On Sept. 13, Bay Ridge bookstore BookMark Shoppe will host a big bash all about the dapper birds to celebrate the release of new children’s book “Noodles and Albie,” which centers on the unlikely friendship between an adolescent penguin and a fish.
The author, one-time Brooklynite Eric Bennett, has made a career of selling penguin paraphernalia, and said he has loved the aquatic avem so long, he can’t even remember when his passion first surfaced.
“I liked penguins since I was a kid,” said Bennett. “I’m not exactly sure why — I think it was a girl I liked. I pronounced to my parents that I liked penguins, and they were always at a loss what to get me for birthdays, so they always got me penguin stuff, and I guess It snowballed from there.”
Bennett, a Queens native, is the creator of Penguin Gift Shop at Penguin Place, an online store entirely devoted to penguin paraphernalia — including penguin iPhone cases, penguin lip balm, penguin wedding cake toppers, and penguin costumes. He ran the store from his Dumbo apartment for decades before rising rents and opportunities outside the city drew him to Massachusetts.
Now Bennett is headed back to Brooklyn for the BookMark launch, which promises all sorts of penguin-centric games and prizes. Attendees will get a free plush penguin with purchase of Bennett’s book, and there will also be free penguin pencils, stickers, and figurines up for grabs.
Bennett plans to read his story to youngsters, while the book’s illustrator Liz Bannish shows kids how to draw Noodles the penguin. There will also be a waddling contest to see who can do the best penguin impression. To top it off, Bennett will teach kids about his favorite bird with a penguin quiz that promises plenty of penguin prizes.
Bennett and Bannish self-published “Noodles and Albie” and are selling it online and in Massachusetts stores.

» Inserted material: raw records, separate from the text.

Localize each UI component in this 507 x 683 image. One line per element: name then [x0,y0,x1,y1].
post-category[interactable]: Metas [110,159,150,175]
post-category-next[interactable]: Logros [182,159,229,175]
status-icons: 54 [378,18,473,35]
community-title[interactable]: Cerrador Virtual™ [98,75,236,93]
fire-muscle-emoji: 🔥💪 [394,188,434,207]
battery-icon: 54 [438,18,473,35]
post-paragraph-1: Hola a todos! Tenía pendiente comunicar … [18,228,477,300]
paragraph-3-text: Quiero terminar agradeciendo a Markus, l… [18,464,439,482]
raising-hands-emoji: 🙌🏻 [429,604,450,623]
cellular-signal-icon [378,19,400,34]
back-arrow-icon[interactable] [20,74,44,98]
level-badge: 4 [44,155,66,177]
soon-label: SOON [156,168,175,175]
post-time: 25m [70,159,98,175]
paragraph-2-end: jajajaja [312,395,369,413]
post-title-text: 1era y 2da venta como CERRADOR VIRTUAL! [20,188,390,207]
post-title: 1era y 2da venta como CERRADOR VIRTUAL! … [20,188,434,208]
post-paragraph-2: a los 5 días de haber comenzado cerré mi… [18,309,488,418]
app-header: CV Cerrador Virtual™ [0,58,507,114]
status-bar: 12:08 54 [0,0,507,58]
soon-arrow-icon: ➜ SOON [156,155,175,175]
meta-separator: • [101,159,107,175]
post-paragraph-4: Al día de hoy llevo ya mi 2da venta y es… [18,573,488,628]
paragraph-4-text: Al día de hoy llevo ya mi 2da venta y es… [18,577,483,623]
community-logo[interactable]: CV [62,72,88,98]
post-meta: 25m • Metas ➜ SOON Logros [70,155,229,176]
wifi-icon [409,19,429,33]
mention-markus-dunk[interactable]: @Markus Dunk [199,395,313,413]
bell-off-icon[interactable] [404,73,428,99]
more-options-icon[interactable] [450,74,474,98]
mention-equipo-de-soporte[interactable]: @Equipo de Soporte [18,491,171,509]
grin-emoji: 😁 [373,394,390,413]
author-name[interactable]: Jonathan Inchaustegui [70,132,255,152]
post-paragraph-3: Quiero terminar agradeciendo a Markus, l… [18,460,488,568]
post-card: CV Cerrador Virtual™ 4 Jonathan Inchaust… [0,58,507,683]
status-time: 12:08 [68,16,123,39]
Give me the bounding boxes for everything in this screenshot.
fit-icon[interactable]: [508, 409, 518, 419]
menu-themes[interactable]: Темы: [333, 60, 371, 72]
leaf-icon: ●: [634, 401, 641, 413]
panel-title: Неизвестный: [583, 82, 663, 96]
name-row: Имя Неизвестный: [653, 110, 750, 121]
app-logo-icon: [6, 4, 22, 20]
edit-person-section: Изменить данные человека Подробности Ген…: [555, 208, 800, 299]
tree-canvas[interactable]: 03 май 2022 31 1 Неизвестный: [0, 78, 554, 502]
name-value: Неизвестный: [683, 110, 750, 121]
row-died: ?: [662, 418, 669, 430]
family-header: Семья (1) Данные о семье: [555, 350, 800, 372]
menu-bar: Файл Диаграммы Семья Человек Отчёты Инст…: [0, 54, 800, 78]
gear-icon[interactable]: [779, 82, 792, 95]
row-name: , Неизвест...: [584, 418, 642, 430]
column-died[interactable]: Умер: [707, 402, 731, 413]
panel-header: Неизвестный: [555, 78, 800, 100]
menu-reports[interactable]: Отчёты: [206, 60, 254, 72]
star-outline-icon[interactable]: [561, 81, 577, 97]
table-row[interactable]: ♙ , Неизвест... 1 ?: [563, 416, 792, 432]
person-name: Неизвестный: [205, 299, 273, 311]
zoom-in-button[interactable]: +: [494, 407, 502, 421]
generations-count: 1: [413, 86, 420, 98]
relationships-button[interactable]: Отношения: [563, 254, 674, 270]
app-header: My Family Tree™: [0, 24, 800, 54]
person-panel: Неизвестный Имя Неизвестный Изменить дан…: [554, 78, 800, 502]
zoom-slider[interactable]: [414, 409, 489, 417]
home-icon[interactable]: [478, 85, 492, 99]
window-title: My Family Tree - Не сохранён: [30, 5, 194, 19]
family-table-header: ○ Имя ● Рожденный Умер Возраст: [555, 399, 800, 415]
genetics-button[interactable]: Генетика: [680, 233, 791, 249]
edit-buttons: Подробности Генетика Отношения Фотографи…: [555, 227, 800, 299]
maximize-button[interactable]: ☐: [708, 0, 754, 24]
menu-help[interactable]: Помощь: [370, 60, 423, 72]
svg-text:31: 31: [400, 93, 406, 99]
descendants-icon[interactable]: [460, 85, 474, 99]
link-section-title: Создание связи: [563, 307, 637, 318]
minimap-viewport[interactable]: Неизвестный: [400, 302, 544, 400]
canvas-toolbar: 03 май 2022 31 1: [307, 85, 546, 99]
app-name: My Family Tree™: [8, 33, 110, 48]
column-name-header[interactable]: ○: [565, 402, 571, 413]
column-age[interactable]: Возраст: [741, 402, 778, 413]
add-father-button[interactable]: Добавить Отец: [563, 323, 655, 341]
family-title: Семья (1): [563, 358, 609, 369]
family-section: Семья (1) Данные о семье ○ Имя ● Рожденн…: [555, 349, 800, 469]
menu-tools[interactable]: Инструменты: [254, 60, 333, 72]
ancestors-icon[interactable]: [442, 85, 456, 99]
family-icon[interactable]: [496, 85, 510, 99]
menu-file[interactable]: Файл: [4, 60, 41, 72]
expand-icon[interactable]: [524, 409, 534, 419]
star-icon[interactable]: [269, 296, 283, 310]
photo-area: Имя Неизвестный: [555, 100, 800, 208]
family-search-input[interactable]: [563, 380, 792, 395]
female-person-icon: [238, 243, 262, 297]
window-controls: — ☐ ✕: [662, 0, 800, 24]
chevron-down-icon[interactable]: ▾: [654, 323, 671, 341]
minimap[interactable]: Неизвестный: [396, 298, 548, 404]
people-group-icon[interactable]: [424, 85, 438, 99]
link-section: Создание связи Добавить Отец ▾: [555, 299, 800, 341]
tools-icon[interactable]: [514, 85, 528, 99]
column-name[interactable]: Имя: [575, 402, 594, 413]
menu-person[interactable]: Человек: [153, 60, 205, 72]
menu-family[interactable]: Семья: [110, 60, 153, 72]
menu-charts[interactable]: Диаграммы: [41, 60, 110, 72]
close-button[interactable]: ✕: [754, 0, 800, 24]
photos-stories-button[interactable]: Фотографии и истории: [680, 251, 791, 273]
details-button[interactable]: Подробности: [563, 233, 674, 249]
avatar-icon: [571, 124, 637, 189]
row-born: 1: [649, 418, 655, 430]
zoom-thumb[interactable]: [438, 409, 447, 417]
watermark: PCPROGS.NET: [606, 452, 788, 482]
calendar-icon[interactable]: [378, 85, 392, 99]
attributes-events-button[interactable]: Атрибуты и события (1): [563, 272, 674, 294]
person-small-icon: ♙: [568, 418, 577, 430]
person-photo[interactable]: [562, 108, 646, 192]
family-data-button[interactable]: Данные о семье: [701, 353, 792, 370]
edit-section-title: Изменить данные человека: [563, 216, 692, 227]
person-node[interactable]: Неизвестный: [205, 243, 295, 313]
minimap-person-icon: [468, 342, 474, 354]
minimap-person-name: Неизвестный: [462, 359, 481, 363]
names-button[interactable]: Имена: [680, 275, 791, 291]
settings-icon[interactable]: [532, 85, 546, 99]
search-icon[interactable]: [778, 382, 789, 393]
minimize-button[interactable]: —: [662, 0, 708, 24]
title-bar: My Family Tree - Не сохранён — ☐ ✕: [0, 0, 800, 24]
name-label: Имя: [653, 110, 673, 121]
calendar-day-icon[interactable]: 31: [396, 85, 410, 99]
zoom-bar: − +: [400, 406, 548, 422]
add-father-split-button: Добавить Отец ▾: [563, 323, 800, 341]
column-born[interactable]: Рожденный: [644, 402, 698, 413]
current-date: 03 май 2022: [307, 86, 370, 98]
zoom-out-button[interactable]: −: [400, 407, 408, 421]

They have been shopping it around to other New York City bookstores, but Bennett said merchants don’t want to deal with someone who lives outside the five boroughs. But the situation isn’t so black and white.
“I lived there 35 years, so I’m more of a local artist than someone who moved here from Idaho a year ago and lives in Bushwick,” he said.
“Noodles and Albie” at BookMark Shoppe [8415 Third Ave. between 84th and 85th streets in Bay Ridge, (718) 833–5115, www.bookmarkshoppe.com]. Sept. 13 at noon. Free.